Thursday, May 1, 2008

We Own the Night

I tried to draw similarities between James Gray's We Own the Night with films before I saw it, but recognized quickly after viewing the flick was harder to categorize than one would expect.

I immediately condemned the film from the preview; with its star-studded cast and apparently formulaic script; cops, drug-dealers, bad son, good son. Although it was from far earth-shattering in its originality or in its themes, Gray's thriller was a real masterpiece. It reminds you what makes an actor, what makes tension, and what abiding by the rules of Hollywood, entertainment, and traditional omniscient narrative can give you; a fucking good time. Not to mention how much fun it must have been to make a film like this with certainly a low budget (except for actor payroll), rough and gritty dialogue, and a time in New York with characters that are best observed from afar.

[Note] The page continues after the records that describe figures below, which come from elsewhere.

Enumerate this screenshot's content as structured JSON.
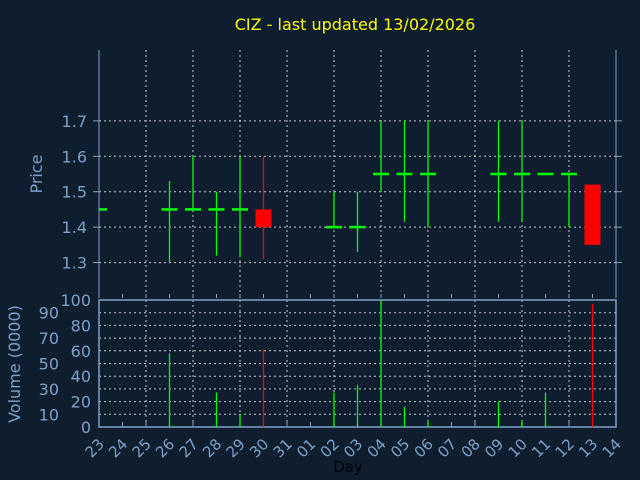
{
  "chart_data": {
    "type": "candlestick",
    "title": "CIZ - last updated 13/02/2026",
    "xlabel": "Day",
    "ylabel": "Price",
    "volume_label": "Volume (0000)",
    "x_ticks": [
      "23",
      "24",
      "25",
      "26",
      "27",
      "28",
      "29",
      "30",
      "31",
      "01",
      "02",
      "03",
      "04",
      "05",
      "06",
      "07",
      "08",
      "09",
      "10",
      "11",
      "12",
      "13",
      "14"
    ],
    "price_ylim": [
      1.2,
      1.9
    ],
    "price_ticks": [
      "1.3",
      "1.4",
      "1.5",
      "1.6",
      "1.7"
    ],
    "volume_ylim": [
      0,
      100
    ],
    "volume_ticks": [
      "0",
      "10",
      "20",
      "30",
      "40",
      "50",
      "60",
      "70",
      "80",
      "90",
      "100"
    ],
    "grid": true,
    "colors": {
      "up": "#00ff00",
      "down": "#ff0000",
      "background": "#0f1e2f",
      "axis": "#7da0c8",
      "title": "#ffff00",
      "grid": "#c8c8c8"
    },
    "candles": [
      {
        "day": "23",
        "open": 1.45,
        "high": 1.45,
        "low": 1.45,
        "close": 1.45,
        "volume": 0
      },
      {
        "day": "26",
        "open": 1.45,
        "high": 1.53,
        "low": 1.3,
        "close": 1.45,
        "volume": 58
      },
      {
        "day": "27",
        "open": 1.45,
        "high": 1.6,
        "low": 1.45,
        "close": 1.45,
        "volume": 0
      },
      {
        "day": "28",
        "open": 1.45,
        "high": 1.5,
        "low": 1.32,
        "close": 1.45,
        "volume": 27
      },
      {
        "day": "29",
        "open": 1.45,
        "high": 1.6,
        "low": 1.315,
        "close": 1.45,
        "volume": 10
      },
      {
        "day": "30",
        "open": 1.45,
        "high": 1.6,
        "low": 1.31,
        "close": 1.4,
        "volume": 61
      },
      {
        "day": "02",
        "open": 1.4,
        "high": 1.5,
        "low": 1.4,
        "close": 1.4,
        "volume": 27
      },
      {
        "day": "03",
        "open": 1.4,
        "high": 1.5,
        "low": 1.33,
        "close": 1.4,
        "volume": 33
      },
      {
        "day": "04",
        "open": 1.55,
        "high": 1.7,
        "low": 1.5,
        "close": 1.55,
        "volume": 100
      },
      {
        "day": "05",
        "open": 1.55,
        "high": 1.7,
        "low": 1.415,
        "close": 1.55,
        "volume": 16
      },
      {
        "day": "06",
        "open": 1.55,
        "high": 1.7,
        "low": 1.4,
        "close": 1.55,
        "volume": 5
      },
      {
        "day": "09",
        "open": 1.55,
        "high": 1.7,
        "low": 1.415,
        "close": 1.55,
        "volume": 20
      },
      {
        "day": "10",
        "open": 1.55,
        "high": 1.7,
        "low": 1.415,
        "close": 1.55,
        "volume": 5
      },
      {
        "day": "11",
        "open": 1.55,
        "high": 1.55,
        "low": 1.55,
        "close": 1.55,
        "volume": 27
      },
      {
        "day": "12",
        "open": 1.55,
        "high": 1.55,
        "low": 1.4,
        "close": 1.55,
        "volume": 0
      },
      {
        "day": "13",
        "open": 1.52,
        "high": 1.52,
        "low": 1.35,
        "close": 1.35,
        "volume": 97
      }
    ]
  }
}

I think we could've seen a little more development as to what kind of world of darkness the good guys actually faced. We know there was some shady stuff going on with a peak into the drug trafficking underbelly, and men who evoked an extreme level of fear, but outside of one fantastic murder attempt and an incredibly intense car chase, you were routing for them to catch the bad guy but didn't want his head on a spear with his genitals shoved in his mouth, like let's say, oh, the girl's father in Pan's Labrnyth. Overall a must-see.